Spark Streaming

In short, Spark Streaming is an extension of Spark for large scale stream processing:

scales to hendreds of ndoes and achieves second scale latencies.
efficient and fault-tolerant stateful stream processing
simple batch-like API for implementing complex algorithms

In traditional streaming systems, they have a record-at-a-time processing model that each node has mutable state and for each record, update state and send new records.

The drawback is that state is lost if node dies.

Spark Streaming

The solution of Spark Streaming is to run a streaming computation as a series of vert small, deterministic batch jobs:

Spark Streaming chop up the live stream into batches of $X$ seconds.
Then, Spark treats each batch of data as RDDs and processes them using RDD operations.

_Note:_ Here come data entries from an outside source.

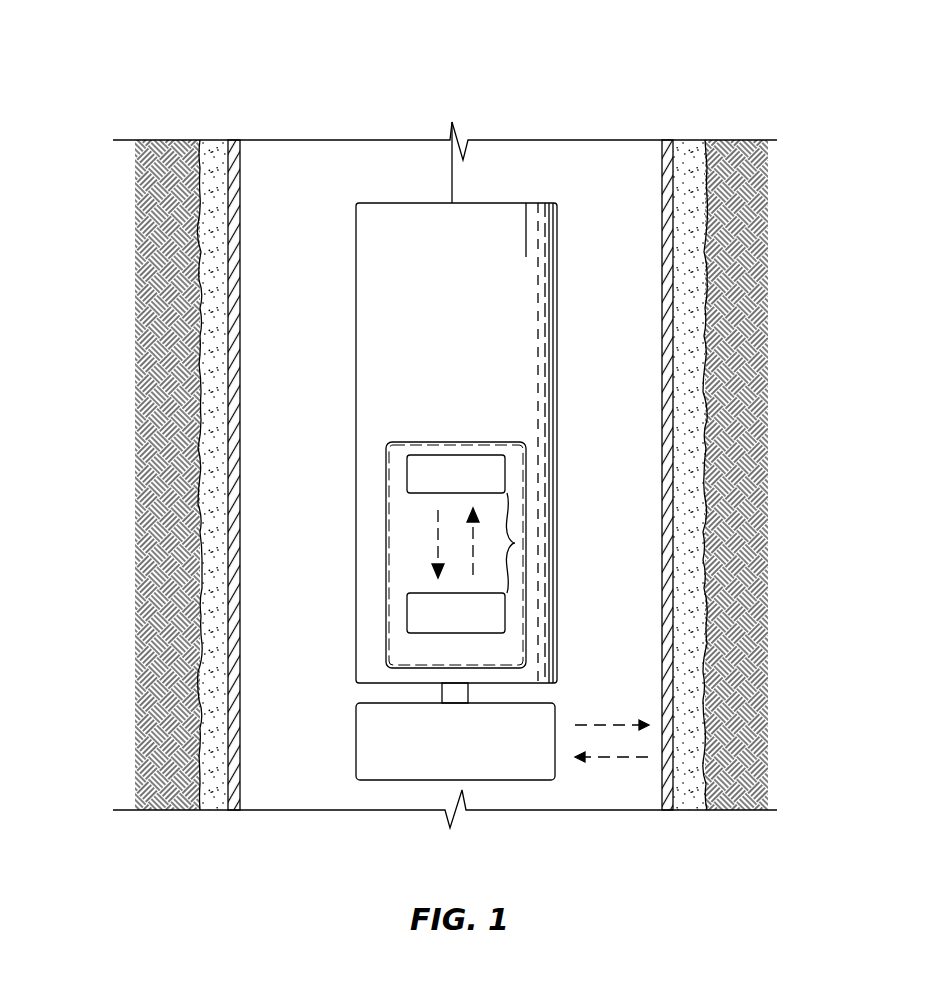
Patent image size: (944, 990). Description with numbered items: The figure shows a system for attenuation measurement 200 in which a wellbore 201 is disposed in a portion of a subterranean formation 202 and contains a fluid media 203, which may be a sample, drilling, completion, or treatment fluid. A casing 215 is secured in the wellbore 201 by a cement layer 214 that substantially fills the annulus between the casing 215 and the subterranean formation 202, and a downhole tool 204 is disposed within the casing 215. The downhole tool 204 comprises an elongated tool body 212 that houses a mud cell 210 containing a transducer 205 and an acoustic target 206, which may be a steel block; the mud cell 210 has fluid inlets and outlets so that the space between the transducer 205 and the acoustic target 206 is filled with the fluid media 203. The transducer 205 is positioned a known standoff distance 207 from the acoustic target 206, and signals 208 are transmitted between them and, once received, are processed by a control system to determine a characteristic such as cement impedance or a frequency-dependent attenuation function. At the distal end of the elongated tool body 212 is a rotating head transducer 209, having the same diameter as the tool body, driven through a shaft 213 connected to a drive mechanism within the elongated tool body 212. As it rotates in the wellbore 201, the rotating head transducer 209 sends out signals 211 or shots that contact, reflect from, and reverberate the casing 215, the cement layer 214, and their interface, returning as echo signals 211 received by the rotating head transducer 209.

The system for attenuation measurement 200 is at (153, 68).
The wellbore 201 is at (585, 160).
The subterranean formation 202 is at (750, 200).
The fluid media 203 is at (291, 188).
The downhole tool 204 is at (505, 210).
The transducer 205 is at (456, 474).
The acoustic target 206 is at (456, 613).
The standoff distance 207 is at (513, 543).
The signals 208 is at (470, 530).
The rotating head transducer 209 is at (358, 757).
The mud cell 210 is at (524, 453).
The signals 211 is at (612, 757).
The elongated tool body 212 is at (523, 310).
The shaft 213 is at (443, 690).
The cement layer 214 is at (690, 150).
The casing 215 is at (670, 138).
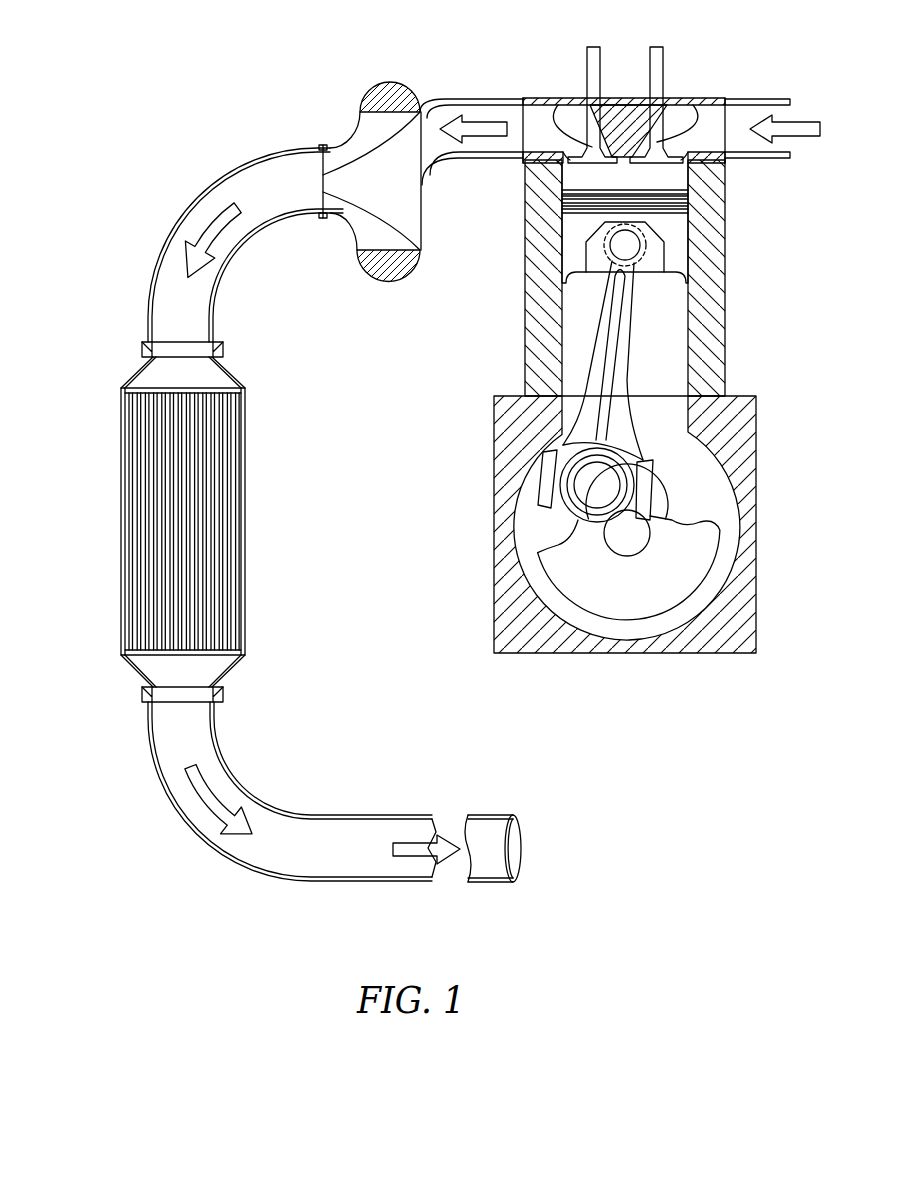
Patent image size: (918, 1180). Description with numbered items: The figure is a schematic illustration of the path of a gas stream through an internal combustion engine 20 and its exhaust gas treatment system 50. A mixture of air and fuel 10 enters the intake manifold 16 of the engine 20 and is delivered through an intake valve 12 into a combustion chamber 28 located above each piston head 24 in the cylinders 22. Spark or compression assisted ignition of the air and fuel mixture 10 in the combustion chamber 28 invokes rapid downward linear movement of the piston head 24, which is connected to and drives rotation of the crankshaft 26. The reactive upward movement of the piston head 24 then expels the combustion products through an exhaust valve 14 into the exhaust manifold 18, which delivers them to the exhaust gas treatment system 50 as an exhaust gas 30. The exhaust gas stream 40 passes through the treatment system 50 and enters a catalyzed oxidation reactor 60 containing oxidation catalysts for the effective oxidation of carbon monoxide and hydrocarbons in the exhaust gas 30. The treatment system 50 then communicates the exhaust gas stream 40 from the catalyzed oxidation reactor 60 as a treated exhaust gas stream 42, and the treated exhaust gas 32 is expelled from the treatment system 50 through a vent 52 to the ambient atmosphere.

The mixture of air and fuel 10 is at (802, 122).
The intake valve 12 is at (657, 142).
The exhaust valve 14 is at (592, 147).
The intake manifold 16 is at (758, 100).
The exhaust manifold 18 is at (510, 98).
The internal combustion engine 20 is at (725, 253).
The cylinders 22 is at (690, 355).
The piston head 24 is at (572, 253).
The crankshaft 26 is at (598, 487).
The combustion chamber 28 is at (690, 177).
The exhaust gas 30 is at (482, 120).
The treated exhaust gas 32 is at (410, 855).
The exhaust gas stream 40 is at (200, 240).
The treated exhaust gas stream 42 is at (208, 802).
The exhaust gas treatment system 50 is at (178, 150).
The vent 52 is at (520, 848).
The catalyzed oxidation reactor 60 is at (115, 479).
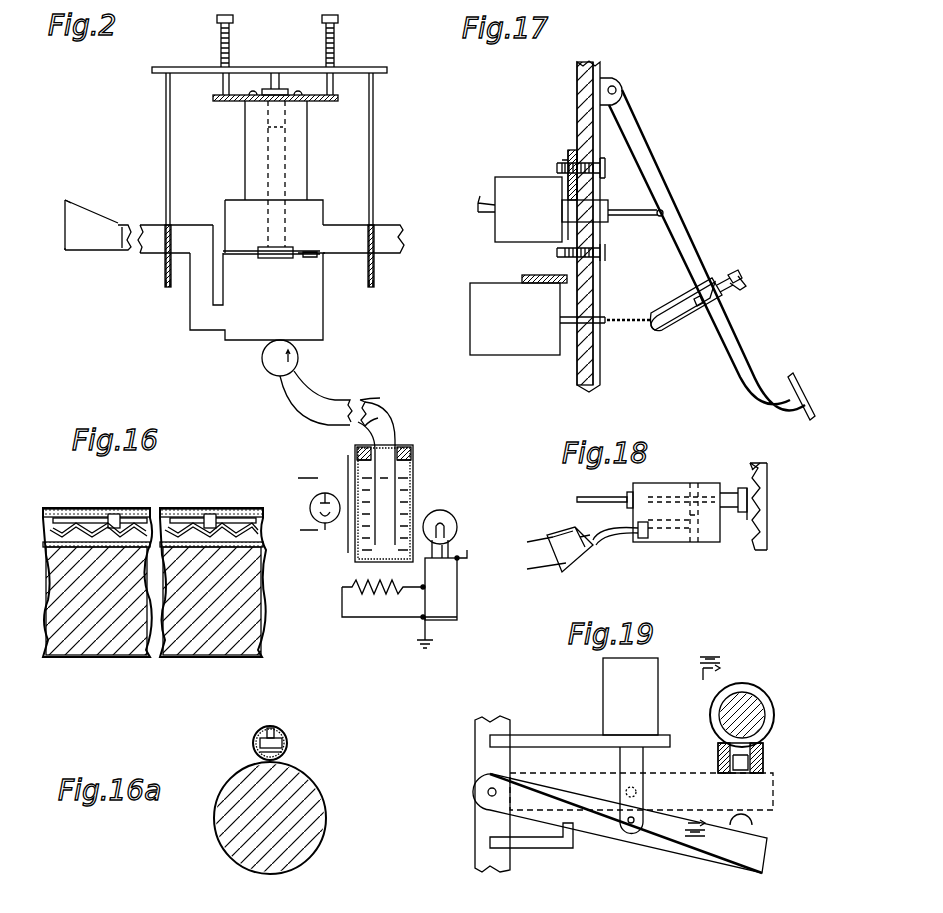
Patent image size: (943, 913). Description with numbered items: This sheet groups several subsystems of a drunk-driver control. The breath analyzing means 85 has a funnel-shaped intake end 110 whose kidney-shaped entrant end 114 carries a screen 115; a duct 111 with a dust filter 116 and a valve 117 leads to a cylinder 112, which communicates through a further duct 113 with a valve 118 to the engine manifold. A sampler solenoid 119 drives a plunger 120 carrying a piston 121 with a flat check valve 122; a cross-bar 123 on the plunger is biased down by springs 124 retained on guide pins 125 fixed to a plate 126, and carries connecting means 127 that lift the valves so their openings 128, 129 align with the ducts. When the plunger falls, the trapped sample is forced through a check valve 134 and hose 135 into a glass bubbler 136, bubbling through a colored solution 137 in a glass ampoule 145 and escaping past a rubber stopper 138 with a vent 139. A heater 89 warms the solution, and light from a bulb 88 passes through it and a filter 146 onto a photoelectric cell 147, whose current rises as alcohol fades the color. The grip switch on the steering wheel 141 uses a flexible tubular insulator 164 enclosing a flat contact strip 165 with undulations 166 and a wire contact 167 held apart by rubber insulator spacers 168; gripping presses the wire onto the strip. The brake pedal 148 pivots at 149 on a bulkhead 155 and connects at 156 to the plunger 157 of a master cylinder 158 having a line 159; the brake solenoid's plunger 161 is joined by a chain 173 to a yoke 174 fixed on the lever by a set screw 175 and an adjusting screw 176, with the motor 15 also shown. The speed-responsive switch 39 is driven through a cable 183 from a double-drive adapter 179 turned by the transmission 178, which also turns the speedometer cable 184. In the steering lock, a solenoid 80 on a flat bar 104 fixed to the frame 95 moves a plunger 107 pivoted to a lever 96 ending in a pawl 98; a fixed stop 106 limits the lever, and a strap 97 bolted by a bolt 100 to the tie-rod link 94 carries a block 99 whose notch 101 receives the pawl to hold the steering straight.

DStream is a sequence of RDDs representing a stream of data.
Finally, the processed results of the RDD operations are returned in batches.

Fault-Tolerance: Worker

Batches of input data are replicated in memory for fault-tolerance. If data are lost due to worker failure, data can be recomputed from replicated input data.

All transformed data is fault-tolerant and exactly-once transformations.

Fault-Tolerance: Master

Master saves the state of the DStreams to a checkpoint file on HDFS periodically. If master fails, DStreams can be restored with checkpoint files.